What's in a Name? In this first blog post we'll introduce the origins behind the name...
A good name establishes your brand and gives a sense for what the company is about. So first a little about “Tachyon Solutions” and the origins of the name.
“Tachyon” was the internal codename for the most important software release I shipped while leading Product and Engineering at Kony. Tachyon was important to Kony not because of customer value or technical innovation – it had both - but because it represented a strategic product and market pivot we made during the life of the company. This experience has shaped the learnings and perspective I have about leading a software startup, its employees, and its customers through a successful product/market strategy pivot.
In its early years, Kony benefited from the explosion of mobile apps used by both consumers and enterprises, and quickly rose to being one of the breakout leaders (the only vendor to make six years running in Gartner’s Magic Quadrant). Kony’s platform abstracted the complexities of mobile and increased the speed of development. However, as the mobile market matured, it attracted significant new competition from both open source and also leading cloud/SaaS platforms. While the evidence of this market shift was not obvious at first, over time it became more and more apparent that the mobility market had changed – this was seen by Kony’s declining growth rates and growing customer churn. The Product/market strategy that had once grown the company quite successfully would not continue to be sufficient nor would it yield a successful exit for its investors. A significant pivot was required.
The Kony “Tachyon” release supported the company-level pivot into low-code and digital experiences. While low-code is regarded as a hot trend today, at the time (circa 2015) the category was still very nascent and was just being explored by early pioneers.
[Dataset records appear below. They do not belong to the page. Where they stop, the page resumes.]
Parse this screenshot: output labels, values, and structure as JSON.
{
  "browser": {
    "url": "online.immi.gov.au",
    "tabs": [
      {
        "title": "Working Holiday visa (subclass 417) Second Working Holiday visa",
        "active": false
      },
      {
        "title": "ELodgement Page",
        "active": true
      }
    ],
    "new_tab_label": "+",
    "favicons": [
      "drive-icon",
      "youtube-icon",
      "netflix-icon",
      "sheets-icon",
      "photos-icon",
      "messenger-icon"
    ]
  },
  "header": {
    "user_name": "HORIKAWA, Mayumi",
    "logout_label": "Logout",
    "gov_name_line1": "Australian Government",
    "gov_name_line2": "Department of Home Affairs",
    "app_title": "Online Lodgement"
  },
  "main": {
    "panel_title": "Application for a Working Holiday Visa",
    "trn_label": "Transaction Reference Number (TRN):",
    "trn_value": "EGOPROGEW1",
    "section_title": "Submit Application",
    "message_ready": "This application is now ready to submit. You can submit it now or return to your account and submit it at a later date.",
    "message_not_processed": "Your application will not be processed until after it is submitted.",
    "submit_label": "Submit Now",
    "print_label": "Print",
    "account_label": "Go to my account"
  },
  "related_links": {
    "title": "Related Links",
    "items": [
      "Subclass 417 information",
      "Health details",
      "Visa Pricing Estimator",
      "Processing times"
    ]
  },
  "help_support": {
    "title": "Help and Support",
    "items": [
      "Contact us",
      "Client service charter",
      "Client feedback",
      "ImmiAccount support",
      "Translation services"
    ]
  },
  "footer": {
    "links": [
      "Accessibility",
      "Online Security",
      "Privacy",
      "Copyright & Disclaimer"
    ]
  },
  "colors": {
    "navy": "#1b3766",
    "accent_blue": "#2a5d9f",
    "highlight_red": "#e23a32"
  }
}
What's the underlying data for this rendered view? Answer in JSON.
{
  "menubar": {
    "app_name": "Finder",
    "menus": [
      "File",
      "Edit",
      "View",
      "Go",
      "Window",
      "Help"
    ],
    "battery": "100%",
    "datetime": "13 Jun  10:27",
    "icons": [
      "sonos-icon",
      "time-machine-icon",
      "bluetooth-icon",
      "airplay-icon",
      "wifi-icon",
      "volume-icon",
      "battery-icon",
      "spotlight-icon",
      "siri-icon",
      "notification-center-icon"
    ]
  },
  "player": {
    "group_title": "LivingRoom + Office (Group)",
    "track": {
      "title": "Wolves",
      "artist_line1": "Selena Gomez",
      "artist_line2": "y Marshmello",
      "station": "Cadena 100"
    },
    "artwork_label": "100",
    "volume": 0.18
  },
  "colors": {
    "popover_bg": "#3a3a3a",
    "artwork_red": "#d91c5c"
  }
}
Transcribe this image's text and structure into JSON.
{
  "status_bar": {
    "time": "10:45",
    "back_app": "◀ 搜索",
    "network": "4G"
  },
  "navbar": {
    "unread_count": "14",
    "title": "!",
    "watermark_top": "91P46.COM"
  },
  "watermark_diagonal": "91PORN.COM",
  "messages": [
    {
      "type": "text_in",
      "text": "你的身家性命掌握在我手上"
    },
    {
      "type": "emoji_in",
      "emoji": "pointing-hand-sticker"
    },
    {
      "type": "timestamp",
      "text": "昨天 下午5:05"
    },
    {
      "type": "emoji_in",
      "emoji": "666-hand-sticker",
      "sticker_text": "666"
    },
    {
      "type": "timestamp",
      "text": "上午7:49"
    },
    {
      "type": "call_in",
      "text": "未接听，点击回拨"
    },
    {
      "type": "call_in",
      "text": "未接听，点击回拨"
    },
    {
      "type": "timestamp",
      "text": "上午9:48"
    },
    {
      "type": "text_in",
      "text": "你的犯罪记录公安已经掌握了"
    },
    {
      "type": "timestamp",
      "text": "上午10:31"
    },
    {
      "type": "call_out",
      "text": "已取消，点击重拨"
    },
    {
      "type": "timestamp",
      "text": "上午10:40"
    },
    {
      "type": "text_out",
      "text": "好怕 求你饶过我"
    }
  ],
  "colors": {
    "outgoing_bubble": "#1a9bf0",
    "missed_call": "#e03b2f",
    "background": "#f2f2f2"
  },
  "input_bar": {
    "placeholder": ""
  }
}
The Tachyon release expanded the addressable adoption for Kony to a significantly larger target base of users and also simultaneously re-positioned Kony into a faster growing market category; and ultimately it setup the vertical pivot into banking which led to the company’s exit in 2019 to Temenos (one of the market leading FinTechs) which ended up roughly tripling the valuation of the company.
The lifecycle of funding a startup makes this a common challenge for many startups that attain success. While founders obsess for years on how to prove out product/market fit and prove a scalable business model (typically reached by Series B), the road after is equally difficult. It can take years to build a high-growth, successful business at scale and there are often disruptions to the market or competitive landscape which get in the way of a successful exit. When startups get “stuck” and begin to lose focus on a successful outcome… this is where Tachyon Solutions can help.